I’ve been feeling rather overwhelmed with my writing lately particularly,
the book that I’m writing. I got to the point where I just didn’t want to even
look at it anymore. When I did look at it, I felt frustrated and just plain
confused.
I thought that I’d done the hard part—writing it. But
reflecting back, that doesn’t seem to be the case. Actually writing the whole
bones of my children’s book, which from this moment onward I will be referring
to as Lily, took me about six months—that
was two years ago.
Lily is over 25,000
words and that might not seem so long for a lot of people, particularly those
who have written novels with 80-100,000 words or love reading full-length
novels, but to me it is enormous.
I got lost in the words, I didn’t know which way was up or
what was right or inside-out. If you asked me what the theme of my book was, I
couldn’t tell you because somewhere in the 20,000+ words and the two years I’ve
been writing, it got lost. Why was I even writing this book?
I’ve had numerous people read Lily at different stages, all of whom have been so incredibly
encouraging and also offering their opinions and suggestions, which have helped
me to continue to move forward. Thank you!
A couple of months ago I printed Lily off again. Completely disillusioned with reading her on the
screen I thought, if I have her on paper, then maybe I’d be able to make some
more sense of this absolute mess I’ve made of her.
I started reading and chucked her down with disgust, I was
bored after the first page! She went on the pile on the desk. You know, that
annoying pile that keeps growing and nobody actually knows what’s in it.
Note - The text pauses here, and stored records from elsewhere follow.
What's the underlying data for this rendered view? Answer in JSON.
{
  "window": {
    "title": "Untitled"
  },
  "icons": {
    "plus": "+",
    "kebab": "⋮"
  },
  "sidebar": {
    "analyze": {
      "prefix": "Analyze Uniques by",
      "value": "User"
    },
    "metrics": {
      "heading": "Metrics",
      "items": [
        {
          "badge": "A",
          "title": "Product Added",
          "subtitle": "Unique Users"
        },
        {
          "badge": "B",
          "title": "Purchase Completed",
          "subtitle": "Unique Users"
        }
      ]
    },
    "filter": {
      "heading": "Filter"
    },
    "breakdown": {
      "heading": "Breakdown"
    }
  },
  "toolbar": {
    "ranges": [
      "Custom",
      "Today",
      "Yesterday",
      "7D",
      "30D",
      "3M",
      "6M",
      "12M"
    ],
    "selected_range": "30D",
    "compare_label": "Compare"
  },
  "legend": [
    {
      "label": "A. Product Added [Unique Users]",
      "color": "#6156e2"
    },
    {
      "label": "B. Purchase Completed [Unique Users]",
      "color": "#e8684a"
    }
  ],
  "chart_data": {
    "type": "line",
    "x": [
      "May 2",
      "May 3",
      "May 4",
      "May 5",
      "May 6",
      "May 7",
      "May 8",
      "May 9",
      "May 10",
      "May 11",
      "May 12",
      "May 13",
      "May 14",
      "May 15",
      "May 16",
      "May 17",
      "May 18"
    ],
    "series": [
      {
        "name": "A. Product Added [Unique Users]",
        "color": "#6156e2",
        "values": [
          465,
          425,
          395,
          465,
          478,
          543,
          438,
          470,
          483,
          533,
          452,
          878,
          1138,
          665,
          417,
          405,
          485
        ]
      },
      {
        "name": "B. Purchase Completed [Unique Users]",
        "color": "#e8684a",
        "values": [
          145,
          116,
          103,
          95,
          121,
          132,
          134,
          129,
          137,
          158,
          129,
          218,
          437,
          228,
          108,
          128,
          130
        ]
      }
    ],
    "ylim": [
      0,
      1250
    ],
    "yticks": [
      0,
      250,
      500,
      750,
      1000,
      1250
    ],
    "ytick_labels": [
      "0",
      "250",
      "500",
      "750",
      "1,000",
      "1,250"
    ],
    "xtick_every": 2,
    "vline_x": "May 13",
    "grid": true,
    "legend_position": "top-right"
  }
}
I have a wonderful husband, he’d read Lily two years ago, when I triumphantly and incredibly naively,
pushed back from the computer and announced, “I’m done!”
He took her up again and began to, in my opinion, labour through the
manuscript. I couldn’t watch him read, so I left him to it. Walking in and out
of the room on the days he was reading Lily,
I could see him writing and marking things, circling and crossing out. When he
finished, this is what he handed me:
I couldn’t believe it. First of all, he actually read
through the whole manuscript and then secondly, he said there were times he
couldn’t even stop reading when he knew that he should stop and write a comment.
What an encouragement.
I know that giving a spouse or someone who loves you very
much something to critique isn’t the best choice, if you want an unbiased
opinion. But really, I didn’t need an unbiased opinion I needed someone to say,
“Keep at it. I enjoyed reading it. There is a lot more here that you can fix,
but it’s fixable and I believe in you.”
So, here goes, another edit. According to my computer count
it’s number 38 but really that was only after I actually started counting and
we’ve changed computers and moved country and interstate in between.
Who knows where this next step will take me.